Fell Christina, Mohammadi Mahnaz, Morrison David, Arandjelovic Ognjen, Caie Peter, Harris-Birtill David
School of Computer Science, University of St Andrews, St Andrews, United Kingdom.
Indica Labs, Albuquerque, New Mexico, United States of America.
PLOS Digit Health. 2022 Dec 2;1(12):e0000145. doi: 10.1371/journal.pdig.0000145. eCollection 2022 Dec.
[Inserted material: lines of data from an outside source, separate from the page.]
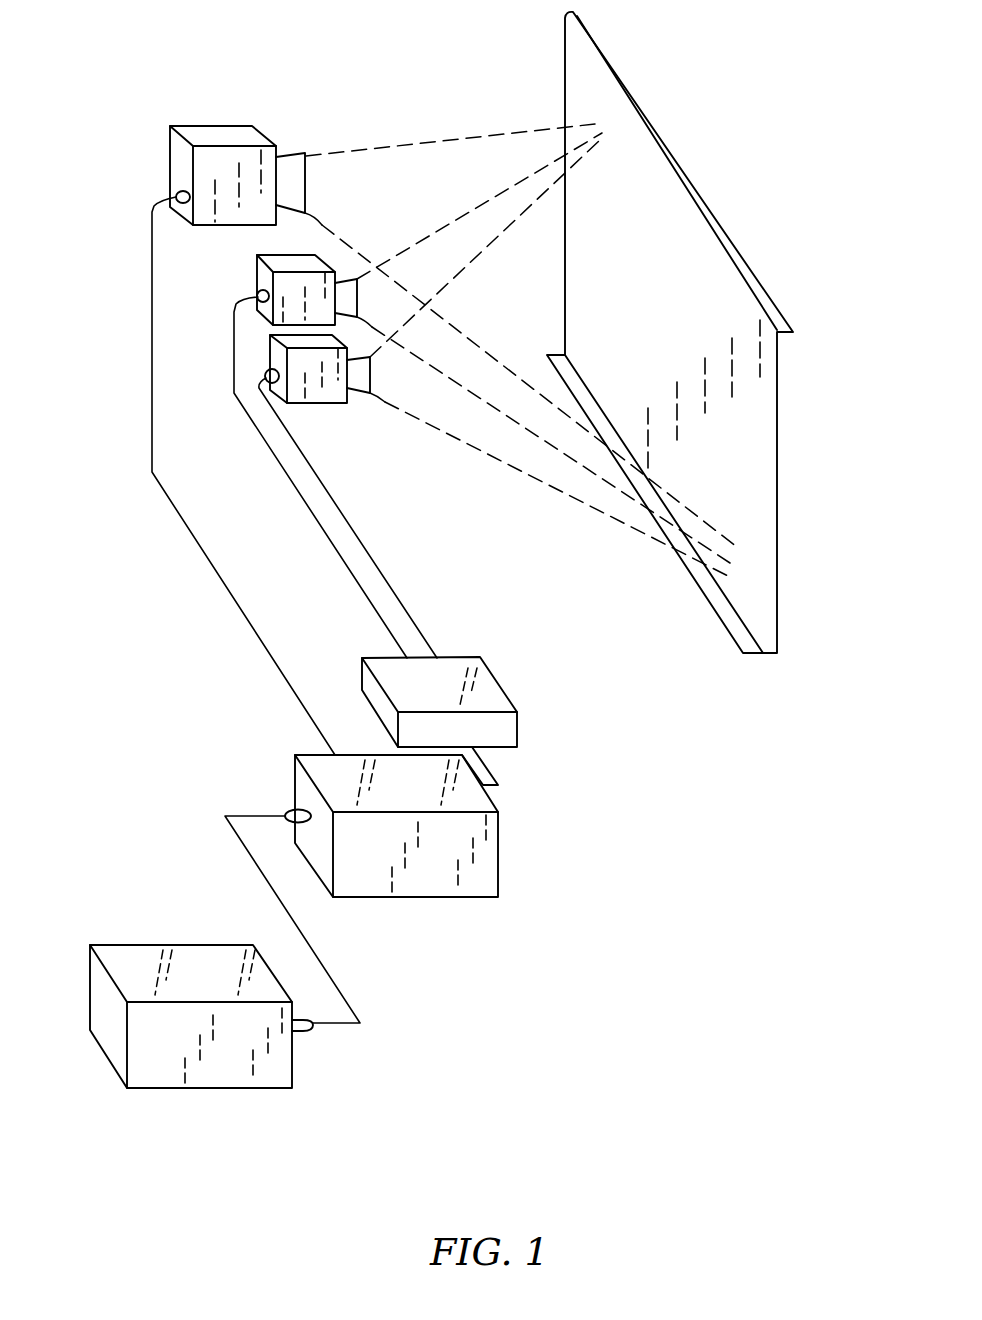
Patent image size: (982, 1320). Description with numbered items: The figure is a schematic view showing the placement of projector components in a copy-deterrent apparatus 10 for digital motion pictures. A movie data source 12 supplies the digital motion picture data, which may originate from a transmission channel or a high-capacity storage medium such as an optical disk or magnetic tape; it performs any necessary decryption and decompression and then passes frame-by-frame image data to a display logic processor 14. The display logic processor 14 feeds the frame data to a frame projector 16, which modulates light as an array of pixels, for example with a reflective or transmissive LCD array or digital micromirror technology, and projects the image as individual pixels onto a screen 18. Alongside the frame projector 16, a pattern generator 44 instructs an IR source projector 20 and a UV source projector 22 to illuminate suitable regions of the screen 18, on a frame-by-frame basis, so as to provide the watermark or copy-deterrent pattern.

The copy-deterrent apparatus 10 is at (380, 70).
The movie data source 12 is at (210, 1090).
The display logic processor 14 is at (417, 898).
The frame projector 16 is at (170, 163).
The screen 18 is at (681, 173).
The IR source projector 20 is at (257, 275).
The UV source projector 22 is at (320, 403).
The pattern generator 44 is at (500, 688).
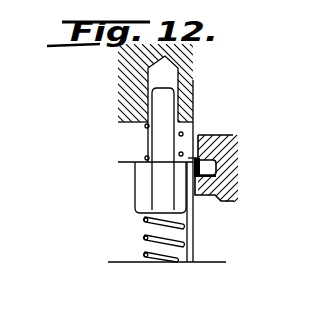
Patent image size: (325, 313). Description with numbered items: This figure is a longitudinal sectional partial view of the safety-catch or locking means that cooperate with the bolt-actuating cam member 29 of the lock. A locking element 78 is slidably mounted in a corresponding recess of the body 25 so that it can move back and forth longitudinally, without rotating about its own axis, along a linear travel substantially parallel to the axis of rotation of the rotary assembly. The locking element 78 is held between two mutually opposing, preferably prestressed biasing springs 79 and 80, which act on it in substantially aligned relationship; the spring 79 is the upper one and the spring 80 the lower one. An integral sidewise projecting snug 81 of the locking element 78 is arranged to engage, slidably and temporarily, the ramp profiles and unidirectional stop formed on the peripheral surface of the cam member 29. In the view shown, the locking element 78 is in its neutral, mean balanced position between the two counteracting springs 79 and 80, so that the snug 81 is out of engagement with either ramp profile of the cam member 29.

The body 25 is at (135, 82).
The cam member 29 is at (215, 192).
The locking element 78 is at (158, 183).
The spring 79 is at (147, 142).
The spring 80 is at (145, 237).
The snug 81 is at (200, 157).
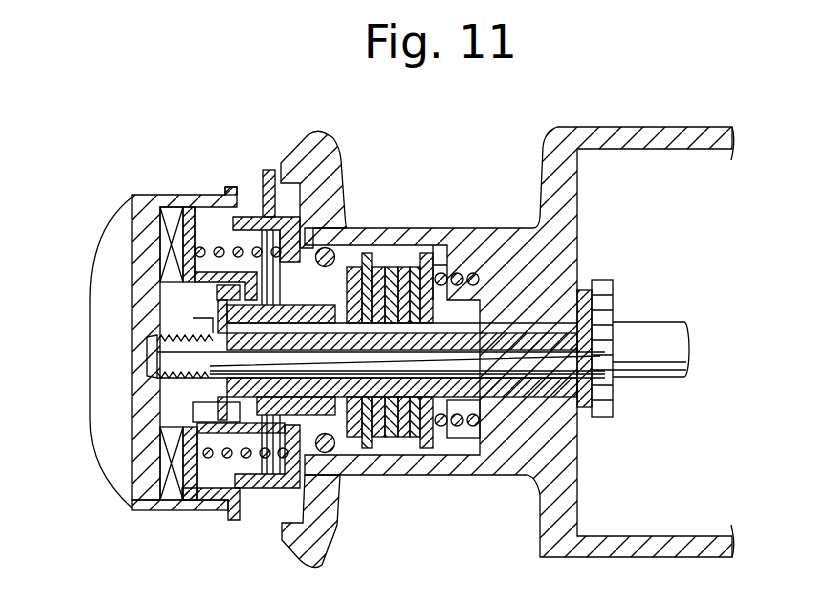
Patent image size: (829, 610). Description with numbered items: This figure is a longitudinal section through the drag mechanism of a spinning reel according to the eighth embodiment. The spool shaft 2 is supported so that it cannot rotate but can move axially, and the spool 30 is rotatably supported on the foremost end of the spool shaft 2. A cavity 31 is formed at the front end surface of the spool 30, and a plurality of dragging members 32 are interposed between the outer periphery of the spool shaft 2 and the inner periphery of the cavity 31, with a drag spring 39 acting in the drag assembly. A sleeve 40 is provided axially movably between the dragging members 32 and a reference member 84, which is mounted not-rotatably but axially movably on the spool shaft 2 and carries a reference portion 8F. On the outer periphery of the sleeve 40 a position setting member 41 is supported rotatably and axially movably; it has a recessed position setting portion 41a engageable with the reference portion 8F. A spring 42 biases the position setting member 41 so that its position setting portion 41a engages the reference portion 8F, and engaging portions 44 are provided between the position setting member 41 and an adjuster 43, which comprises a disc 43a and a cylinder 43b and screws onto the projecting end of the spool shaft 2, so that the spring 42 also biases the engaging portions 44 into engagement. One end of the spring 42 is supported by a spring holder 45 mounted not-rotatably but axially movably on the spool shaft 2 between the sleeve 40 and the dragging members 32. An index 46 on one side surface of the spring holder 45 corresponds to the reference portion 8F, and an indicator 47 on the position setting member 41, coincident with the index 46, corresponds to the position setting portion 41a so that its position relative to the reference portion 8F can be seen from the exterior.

For a method to be widely adopted in medical research or clinical practice, it needs to be reproducible so that clinicians and regulators can have confidence in its use. Machine learning and deep learning have a particular set of challenges around reproducibility. Small differences in the settings or the data used for training a model can lead to large differences in the outcomes of experiments. In this work, three top-performing algorithms from the Camelyon grand challenges are reproduced using only information presented in the associated papers and the results are then compared to those reported. Seemingly minor details were found to be critical to performance and yet their importance is difficult to appreciate until the actual reproduction is attempted. We observed that authors generally describe the key technical aspects of their models well but fail to maintain the same reporting standards when it comes to data preprocessing which is essential to reproducibility. As an important contribution of the present study and its findings, we introduce a reproducibility checklist that tabulates information that needs to be reported in histopathology ML-based work in order to make it reproducible.
要使一种方法在医学研究或临床实践中得到广泛应用,它必须具有可重复性,以便临床医生和监管机构能够对其使用充满信心。机器学习和深度学习在可重复性方面存在一系列特殊挑战。训练模型时所使用的设置或数据中的微小差异可能会导致实验结果出现巨大差异。在这项工作中,仅使用相关论文中呈现的信息就复现了来自Camelyon重大挑战的三种性能最佳的算法,然后将结果与所报告的结果进行比较。结果发现,看似微不足道的细节对性能至关重要,但在实际尝试复现之前,其重要性很难被认识到。我们观察到,作者通常能很好地描述其模型的关键技术方面,但在涉及对可重复性至关重要的数据预处理时,却未能保持相同的报告标准。作为本研究及其发现的一项重要贡献,我们引入了一份可重复性清单,该清单将基于组织病理学机器学习的工作中需要报告的信息制成表格,以便使其具有可重复性。